It’s that time of year again when I’ve been distracted by the appearance of new journal articles on early modern topics. Here’s my favorites so far. Subscriptions are required to access all but the EMLS edition, which is online-only and free.
The Essex circle
Alexandra Gajda, ‘The State of Christendom: history, political thought and the Essex circle’, Historical Research, 81, 213 (2008), pp. 423-446.
Gajda looks at a text that mysteriously appeared in 1657 called The State of Christendom, or, A most exact and curious discovery of many secret passages, and hidden mysteries of the times [EEBO]. From the engraving on the front it has been attributed to Sir Henry Wotton. However, internal evidence dates it to 1594-5.
Gajda painstakingly reconstructs a more likely authorship through contextual analysis, linking it to the circle around Robert Devereux, second earl of Essex, particularly Anthony Bacon – brother of Francis and Essex’s chief intelligence gatherer. The result is a fascinating exercise in reattribution that also says a lot about the politics of the 1590s. One unaddressed question, however, is why it subsequently ended up being printed in 1657 – an interesting riddle to ponder.
Religion and the decline of magic
Alexandra Walsham, ‘The Reformation and ‘The Disenchantment of the World’ Reassessed’, Historical Journal, 51 (2008), pp. 497-528.
Another of the HJ’s great historiographical reviews, this time a look at the role of the Protestant Reformation in the so-called ‘disenchantment of the world’. Walsham starts by locating the debate in the context of Max Weber’s work, before surveying developments in historical arguments about the sacred and the supernatural during the early modern period. She argues that the Reformation needs to be conceived of as both a social and an intellectual process, and identifies a Whigghish narrative that tends to emphasise a linear development from the supernatural to the enlightended, pointing instead to the concept of “cycles of desacralization and resacralization”.
Mark Stoyle, ‘The Road to Farndon Field: Explaining the Massacre of the Royalist Women at Naseby’, English Historical Review, 503 (2008), pp. 895-923.

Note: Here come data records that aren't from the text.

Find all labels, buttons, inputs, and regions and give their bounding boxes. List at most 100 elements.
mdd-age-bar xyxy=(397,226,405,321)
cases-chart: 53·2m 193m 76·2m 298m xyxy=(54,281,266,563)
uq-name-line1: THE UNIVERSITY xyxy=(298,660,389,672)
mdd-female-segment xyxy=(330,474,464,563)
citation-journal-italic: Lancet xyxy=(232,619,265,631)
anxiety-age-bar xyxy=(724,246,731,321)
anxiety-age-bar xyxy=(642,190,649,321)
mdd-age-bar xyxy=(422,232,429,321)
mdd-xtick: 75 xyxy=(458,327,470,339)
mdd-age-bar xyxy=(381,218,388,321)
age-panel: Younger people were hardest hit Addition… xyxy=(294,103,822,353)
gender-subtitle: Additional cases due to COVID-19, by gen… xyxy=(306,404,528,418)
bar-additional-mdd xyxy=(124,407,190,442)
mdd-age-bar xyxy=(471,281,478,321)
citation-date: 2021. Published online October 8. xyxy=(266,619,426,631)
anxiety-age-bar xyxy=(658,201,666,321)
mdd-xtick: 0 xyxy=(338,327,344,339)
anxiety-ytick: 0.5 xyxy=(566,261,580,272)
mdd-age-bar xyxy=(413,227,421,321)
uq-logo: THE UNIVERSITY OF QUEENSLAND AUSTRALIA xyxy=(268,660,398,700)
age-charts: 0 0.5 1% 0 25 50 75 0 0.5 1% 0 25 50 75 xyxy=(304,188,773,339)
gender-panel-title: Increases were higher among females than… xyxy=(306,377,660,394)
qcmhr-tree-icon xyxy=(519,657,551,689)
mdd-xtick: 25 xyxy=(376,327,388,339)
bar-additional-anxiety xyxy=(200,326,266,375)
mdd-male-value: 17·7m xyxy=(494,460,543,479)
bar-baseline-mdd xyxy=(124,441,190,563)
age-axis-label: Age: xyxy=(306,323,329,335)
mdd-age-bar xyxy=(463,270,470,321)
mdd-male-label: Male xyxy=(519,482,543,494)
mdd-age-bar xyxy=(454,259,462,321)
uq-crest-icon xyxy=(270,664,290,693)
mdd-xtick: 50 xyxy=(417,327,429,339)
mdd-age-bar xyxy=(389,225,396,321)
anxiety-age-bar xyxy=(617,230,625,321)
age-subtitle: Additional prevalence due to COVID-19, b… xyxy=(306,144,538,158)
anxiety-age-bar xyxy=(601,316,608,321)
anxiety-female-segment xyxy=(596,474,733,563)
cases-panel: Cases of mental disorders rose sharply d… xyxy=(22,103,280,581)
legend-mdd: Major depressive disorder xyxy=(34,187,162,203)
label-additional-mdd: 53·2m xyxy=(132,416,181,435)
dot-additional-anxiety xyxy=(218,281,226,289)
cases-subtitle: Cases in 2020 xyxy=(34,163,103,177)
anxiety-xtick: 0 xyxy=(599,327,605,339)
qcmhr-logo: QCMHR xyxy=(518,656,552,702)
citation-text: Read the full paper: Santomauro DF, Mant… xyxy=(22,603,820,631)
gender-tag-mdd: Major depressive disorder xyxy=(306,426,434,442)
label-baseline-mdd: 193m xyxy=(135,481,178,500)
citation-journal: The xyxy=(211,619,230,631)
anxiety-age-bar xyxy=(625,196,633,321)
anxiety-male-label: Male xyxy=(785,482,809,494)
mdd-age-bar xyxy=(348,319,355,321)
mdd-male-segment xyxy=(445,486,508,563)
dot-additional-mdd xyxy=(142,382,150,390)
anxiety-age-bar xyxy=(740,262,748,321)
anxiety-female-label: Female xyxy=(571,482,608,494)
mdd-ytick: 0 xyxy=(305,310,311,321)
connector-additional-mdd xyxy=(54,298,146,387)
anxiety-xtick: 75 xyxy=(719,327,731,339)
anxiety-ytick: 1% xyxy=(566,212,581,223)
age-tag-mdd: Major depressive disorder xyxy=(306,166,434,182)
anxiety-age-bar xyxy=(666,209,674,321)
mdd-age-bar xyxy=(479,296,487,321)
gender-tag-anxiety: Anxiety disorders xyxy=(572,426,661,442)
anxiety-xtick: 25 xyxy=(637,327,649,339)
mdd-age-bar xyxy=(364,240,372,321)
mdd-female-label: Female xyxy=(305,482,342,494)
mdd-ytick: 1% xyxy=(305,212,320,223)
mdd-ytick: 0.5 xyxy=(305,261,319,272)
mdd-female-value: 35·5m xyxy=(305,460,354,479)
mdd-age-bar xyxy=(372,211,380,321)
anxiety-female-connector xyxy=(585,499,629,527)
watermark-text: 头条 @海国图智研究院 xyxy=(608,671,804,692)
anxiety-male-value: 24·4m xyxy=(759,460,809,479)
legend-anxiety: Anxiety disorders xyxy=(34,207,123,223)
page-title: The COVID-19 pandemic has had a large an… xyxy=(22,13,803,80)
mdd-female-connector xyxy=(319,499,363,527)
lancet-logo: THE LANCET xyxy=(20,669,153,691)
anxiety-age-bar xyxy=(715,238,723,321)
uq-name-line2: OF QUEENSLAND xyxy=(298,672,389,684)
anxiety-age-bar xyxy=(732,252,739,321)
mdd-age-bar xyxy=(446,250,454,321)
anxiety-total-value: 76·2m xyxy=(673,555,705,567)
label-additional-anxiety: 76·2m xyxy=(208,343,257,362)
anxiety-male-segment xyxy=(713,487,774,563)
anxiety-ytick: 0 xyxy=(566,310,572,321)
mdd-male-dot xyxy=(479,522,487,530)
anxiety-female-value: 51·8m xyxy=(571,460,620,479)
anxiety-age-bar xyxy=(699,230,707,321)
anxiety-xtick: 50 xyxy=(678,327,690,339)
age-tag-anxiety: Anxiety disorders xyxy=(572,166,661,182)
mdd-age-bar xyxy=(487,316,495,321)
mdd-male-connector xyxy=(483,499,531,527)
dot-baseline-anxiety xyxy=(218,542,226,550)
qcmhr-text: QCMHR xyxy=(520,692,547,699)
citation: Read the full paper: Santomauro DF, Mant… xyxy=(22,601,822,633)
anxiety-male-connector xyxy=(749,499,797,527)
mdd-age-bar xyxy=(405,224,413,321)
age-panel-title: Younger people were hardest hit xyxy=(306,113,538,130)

In this article Stoyle looks at the massacre by parliamentarian cavalry at Naseby of Welsh royalist camp-followers. At least a hundred women were killed, with others having their faces mutilated with the “whore’s mark”. Stoyle gives a summary of previous theories about what motivated the killings, noting that all of them rely on studies of pamphlets produced after the event, without considering relevant pamphlets in circulation beforehand that may give a clue as to the soldiers’ actions.
He concludes that the mutilation was almost certainly intended to punish the perceived sexual licence of royalist camp-followers, which had been a theme of certain pamphlets during the early 1640s. He also draws out material in which Welsh and Irish troops were conflated, linking it to the great volume of print on the Irish massacres of 1641. He also looks at evidence of “witches” being summarily executed by parliamentarian troops.
The article is problematic in that no direct evidence survives of parliamentarian soldiers at Naseby reading such pamphlets, or of them being influenced by stories of these events. Stoyle is good, however, at drawing from indirect sources: the fact that officers often read newsbooks and pamphlets to their soldiers, and the literacy rates of soldiers. It would be interesting, nonetheless, to investigate the evidence about whether pamphlets and newsbooks travelled with armies, and of how London publications might have reached armies in the field.
Finally, Early Modern Literary Studies has a special issue on George Gascoigne. Gascoigne was an English poet and soldier whose works can be seen as a precursor to some of the great later Elizabethan poets. The special issue has some interesting articles on key works, on his self-presentation, and on the influence of his military experience on his poetry. DNB, Wikipedia.